The Dingo Did It?

12 Jun

An appeal has been lodged in the Northern Territory Supreme Court against a coroner’s ruling that a dingo was responsible for Azaria Chamberlain’s death 32 years ago.

As her parents, Lindy and Michael Chamberlain, welcomed a decision that officially cleared them of involvement in the baby’s disappearance, sceptics at “” launched a defence fund to seek justice for the unidentified dingo, which was denied legal representation throughout the drawn-out court hearings.

Azaria Chamberlain was nine weeks old when she disappeared from a campsite at Uluru (then known as Ayers Rock) on the night of 17 August 1980. Her body was never found and the Chamberlains reported she had been taken from their tent by a dingo. This assertion was supported at an initial inquest in Alice Springs but, after further investigation and a second inquest in Darwin, in October 1982 Lindy Chamberlain was convicted for her daughter’s murder and sentenced to life imprisonment. Michael Chamberlain was convicted as an accessory after the fact and given a suspended sentence.

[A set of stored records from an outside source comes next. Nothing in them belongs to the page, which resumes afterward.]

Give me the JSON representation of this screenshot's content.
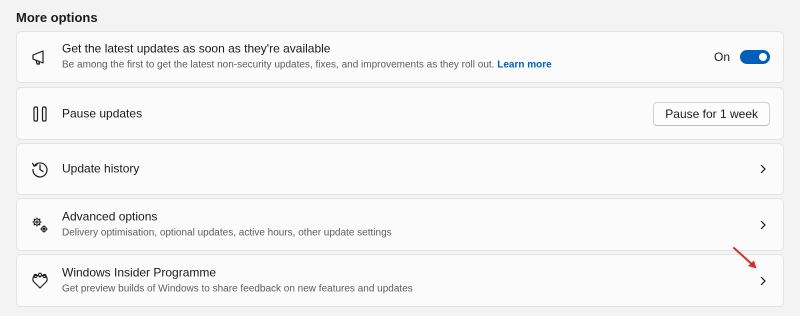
{
  "section_title": "More options",
  "cards": {
    "updates": {
      "title": "Get the latest updates as soon as they're available",
      "subtitle": "Be among the first to get the latest non-security updates, fixes, and improvements as they roll out.",
      "link": "Learn more",
      "toggle_label": "On",
      "toggle_state": true,
      "icon": "megaphone-icon"
    },
    "pause": {
      "title": "Pause updates",
      "button_label": "Pause for 1 week",
      "icon": "pause-icon"
    },
    "history": {
      "title": "Update history",
      "icon": "history-icon"
    },
    "advanced": {
      "title": "Advanced options",
      "subtitle": "Delivery optimisation, optional updates, active hours, other update settings",
      "icon": "gears-icon"
    },
    "insider": {
      "title": "Windows Insider Programme",
      "subtitle": "Get preview builds of Windows to share feedback on new features and updates",
      "icon": "insider-heart-icon"
    }
  },
  "colors": {
    "accent": "#005fb8",
    "annotation_arrow": "#d32f2f",
    "background": "#f3f3f3",
    "card": "#fbfbfb"
  }
}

After several unsuccessful appeals by the Chamblerlains, Azaria’s missing matinee jacket was found – in a chance discovery after a fatal climbing accident – in 1986 in an area full of dingo lairs. Lindy was released from prison, on “compassionate grounds” in September 1988, and the Northern Territory Court of Criminal Appeals unanimously overturned all convictions against her and her former husband. A third inquest in 1995 gave an “open” finding and, after pressure from the Chamberlains to officially pin the blame on a dingo, or dingoes, a fourth inquest delivered its findings on 12 June 2012 that Azaria Chamberlain had been taken and killed by a dingo. An amended death certificate was issued immediately.